I’m happy to bake biscuits from scratch for the dogs, willing to spend the time it takes to water the garden by hand, delighted to tidy up and refresh the cottage ahead of the arrival of guests. I actually don’t mind even the routine maintenance tasks of house and garden — planning and executing meals, weeding and pruning, neatening and cleaning inside and out to ensure an easy comfort. Each of these activities affords me the blissful solitude I crave as a confirmed introvert and ensures the payoff of eventual company (which even an introvert needs from time to time!). Pets and garden, friends and family actually do me a favor by asking of my time and energy because there is no other way I’d rather be spending my days: the care and feeding of others is my true religion.

My darling daughter found this recipe online and I have no idea whom to credit — but our dogs will do anything for these biscuits!

Dog Biscuits
⅔ cup pumpkin purée, canned or fresh
2 large eggs
3 tbs. peanut butter (I use one with no added salt or sugar)
2½ cups whole wheat flour
Preheat the oven to 350°F. Place all ingredients in the mixing bowl of a stand mixer fitted with a paddle attachment. Mix on medium for about a minute to obtain a stiff dough. Gather up half of the dough and roll out to ¼” thickness. You can either use a cookie cutter to cut out shapes or use a knife to cut squares or strips. Repeat with the other half of the dough, then gather the scraps together and reroll to cut more until all the dough is used. Place the biscuits on a baking sheet and bake for 20-25 minutes until browned and crisp. Let cool completely before storing in an airtight container.

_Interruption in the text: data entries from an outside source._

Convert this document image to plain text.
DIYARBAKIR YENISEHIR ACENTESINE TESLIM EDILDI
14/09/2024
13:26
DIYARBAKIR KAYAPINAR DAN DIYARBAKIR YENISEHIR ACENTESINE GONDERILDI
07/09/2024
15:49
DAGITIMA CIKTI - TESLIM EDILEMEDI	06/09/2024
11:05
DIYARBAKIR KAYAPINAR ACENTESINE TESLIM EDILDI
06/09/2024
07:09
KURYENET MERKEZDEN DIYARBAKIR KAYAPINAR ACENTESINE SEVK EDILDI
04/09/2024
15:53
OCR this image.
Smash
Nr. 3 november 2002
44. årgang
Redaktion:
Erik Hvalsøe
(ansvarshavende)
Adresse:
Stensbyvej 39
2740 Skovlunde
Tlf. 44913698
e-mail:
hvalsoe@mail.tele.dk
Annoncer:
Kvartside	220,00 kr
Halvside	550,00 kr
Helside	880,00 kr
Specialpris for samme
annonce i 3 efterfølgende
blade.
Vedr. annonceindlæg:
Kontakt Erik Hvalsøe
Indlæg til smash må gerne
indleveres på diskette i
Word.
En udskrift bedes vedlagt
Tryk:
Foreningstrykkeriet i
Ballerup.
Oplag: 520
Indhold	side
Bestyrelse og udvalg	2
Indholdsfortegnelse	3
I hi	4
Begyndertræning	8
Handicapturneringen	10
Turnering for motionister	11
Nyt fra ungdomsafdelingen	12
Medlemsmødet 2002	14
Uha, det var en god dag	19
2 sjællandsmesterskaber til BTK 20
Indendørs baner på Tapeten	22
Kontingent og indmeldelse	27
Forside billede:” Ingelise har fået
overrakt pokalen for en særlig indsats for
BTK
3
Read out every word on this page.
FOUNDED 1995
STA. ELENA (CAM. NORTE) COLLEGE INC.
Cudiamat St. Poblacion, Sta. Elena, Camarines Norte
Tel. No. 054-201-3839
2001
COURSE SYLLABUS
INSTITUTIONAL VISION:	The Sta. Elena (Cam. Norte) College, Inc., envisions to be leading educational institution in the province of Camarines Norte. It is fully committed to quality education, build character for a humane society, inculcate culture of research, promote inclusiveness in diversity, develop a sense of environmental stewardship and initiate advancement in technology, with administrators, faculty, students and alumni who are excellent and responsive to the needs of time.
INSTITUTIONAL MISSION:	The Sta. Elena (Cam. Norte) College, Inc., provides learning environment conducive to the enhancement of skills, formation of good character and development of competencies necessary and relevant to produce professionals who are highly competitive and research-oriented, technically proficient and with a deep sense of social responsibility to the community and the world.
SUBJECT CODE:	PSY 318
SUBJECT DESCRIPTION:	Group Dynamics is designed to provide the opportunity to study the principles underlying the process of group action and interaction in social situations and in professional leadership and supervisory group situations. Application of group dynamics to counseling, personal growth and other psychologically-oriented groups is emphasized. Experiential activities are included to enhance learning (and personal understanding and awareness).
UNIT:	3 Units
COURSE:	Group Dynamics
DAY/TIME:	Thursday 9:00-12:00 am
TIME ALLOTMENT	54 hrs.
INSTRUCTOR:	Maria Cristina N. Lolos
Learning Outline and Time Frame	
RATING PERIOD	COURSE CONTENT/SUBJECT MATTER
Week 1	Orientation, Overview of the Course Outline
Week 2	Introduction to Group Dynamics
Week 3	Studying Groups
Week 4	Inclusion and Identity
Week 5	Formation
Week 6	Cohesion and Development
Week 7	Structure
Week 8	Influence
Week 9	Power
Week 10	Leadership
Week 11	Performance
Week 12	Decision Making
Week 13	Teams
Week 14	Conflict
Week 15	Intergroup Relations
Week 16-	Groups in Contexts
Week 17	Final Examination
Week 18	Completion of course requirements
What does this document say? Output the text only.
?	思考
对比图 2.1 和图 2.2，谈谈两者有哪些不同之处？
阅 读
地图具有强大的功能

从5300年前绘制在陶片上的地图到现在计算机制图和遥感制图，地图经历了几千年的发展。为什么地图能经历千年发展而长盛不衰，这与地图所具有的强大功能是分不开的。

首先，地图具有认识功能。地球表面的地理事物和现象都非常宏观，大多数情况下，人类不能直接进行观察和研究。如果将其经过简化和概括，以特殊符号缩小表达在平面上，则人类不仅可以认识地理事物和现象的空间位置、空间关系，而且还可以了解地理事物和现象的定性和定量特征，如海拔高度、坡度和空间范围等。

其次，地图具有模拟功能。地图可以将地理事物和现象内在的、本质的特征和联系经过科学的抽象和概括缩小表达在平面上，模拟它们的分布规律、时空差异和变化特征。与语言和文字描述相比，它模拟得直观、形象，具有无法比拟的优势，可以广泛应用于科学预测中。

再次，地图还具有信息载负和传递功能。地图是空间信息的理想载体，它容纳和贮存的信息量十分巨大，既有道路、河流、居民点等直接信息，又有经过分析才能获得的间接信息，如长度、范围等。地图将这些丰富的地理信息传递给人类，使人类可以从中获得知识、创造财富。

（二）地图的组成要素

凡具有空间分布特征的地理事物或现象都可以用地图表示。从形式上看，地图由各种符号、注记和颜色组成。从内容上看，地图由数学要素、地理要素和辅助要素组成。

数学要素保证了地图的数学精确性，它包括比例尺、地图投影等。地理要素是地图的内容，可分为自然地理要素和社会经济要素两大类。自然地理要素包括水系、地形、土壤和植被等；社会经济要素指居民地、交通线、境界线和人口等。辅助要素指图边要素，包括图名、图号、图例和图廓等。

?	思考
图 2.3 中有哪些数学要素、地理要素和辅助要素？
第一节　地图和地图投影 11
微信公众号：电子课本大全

“There are random moments — tossing a salad, coming up the driveway to the house, ironing the seams flat on a quilt square, standing at the kitchen window and looking out at the delphiniums, hearing a burst of laughter from one of my children’s rooms — when I feel a wavelike rush of joy. This is my true religion: arbitrary moments of nearly painful happiness for a life I feel privileged to lead. Think of the way you sometimes see a tiny shaft of sunlight burst through a gap between rocks, the way it then expands to illuminate a much large space — it’s like that. And it’s like quilting, a thread surfacing and then disappearing into the fabric of ordinary days. It’s not always visible, but it’s what holds everything together.”